The driver performance features include four new reports and two new dashboard KPIs. Users can quickly pinpoint trouble spots and drilldown to a specific driver directly from the system’s Dynamic Dashboard, the company says.

The latest OnlineAVL2 upgrade also has new reports that allow managers to view fleet performance by both driver groups and vehicle types.

OnlineAVL2’s new Driver Scorecards measure behaviors such as speeding, idling, harsh braking, high RPMs or other integrated user-defined driving habits, utilizing metrics gathered from Navman Wireless GPS tracking units installed in a given fleet.

If sensors that detect seatbelt use, emergency brake deployment or other driver activities are connected to the system’s GPS tracking units, the Driver Scorecards can incorporate that information as well. The resulting data is then available for at-a-glance examination with:

Scorecard reports that instantly identify drivers with below-average performance, show the impact of their behavior on fuel consumption, and permit drilldown to trip details when needed.

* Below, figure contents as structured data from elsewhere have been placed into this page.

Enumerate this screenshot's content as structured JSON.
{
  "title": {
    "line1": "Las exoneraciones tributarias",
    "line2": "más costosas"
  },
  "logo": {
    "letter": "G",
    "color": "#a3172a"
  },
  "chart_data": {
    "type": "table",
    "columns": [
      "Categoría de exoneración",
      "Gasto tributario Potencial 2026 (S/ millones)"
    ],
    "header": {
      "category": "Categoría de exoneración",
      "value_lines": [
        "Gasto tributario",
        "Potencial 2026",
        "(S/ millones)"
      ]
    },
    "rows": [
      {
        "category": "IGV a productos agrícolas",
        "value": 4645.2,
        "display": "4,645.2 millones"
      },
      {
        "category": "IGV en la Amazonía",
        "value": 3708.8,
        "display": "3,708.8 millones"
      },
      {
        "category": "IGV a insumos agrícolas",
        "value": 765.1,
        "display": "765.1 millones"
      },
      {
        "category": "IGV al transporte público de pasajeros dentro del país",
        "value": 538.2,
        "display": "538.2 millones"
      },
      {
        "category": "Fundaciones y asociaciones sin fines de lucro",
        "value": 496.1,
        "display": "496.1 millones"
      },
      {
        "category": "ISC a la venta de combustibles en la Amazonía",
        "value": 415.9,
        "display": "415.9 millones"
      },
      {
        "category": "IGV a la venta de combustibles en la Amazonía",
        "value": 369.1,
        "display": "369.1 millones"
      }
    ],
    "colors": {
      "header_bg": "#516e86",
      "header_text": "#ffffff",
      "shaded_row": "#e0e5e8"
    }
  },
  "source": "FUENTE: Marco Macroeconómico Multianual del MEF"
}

Individual driver report cards that include personal scores as well as comparison of drivers against fleet averages.

Configurable dashboard KPIs to choose the drivers and time period represented as well as drill down for details. The KPIs allow real-time monitoring of problem drivers for intervention with urgent problems like speeding and excessive idling.

New Driver Groups support in OnlineAVL2 also allows fleet managers to classify their drivers by region, business unit, service type or any other category of their choice, and then generate any Driver Scorecard report or driver-based dashboard KPI by driver group. This enables managers to compare performance by driver group and use that information to improve driver behavior in groups that lag behind those with the top scores, the company says.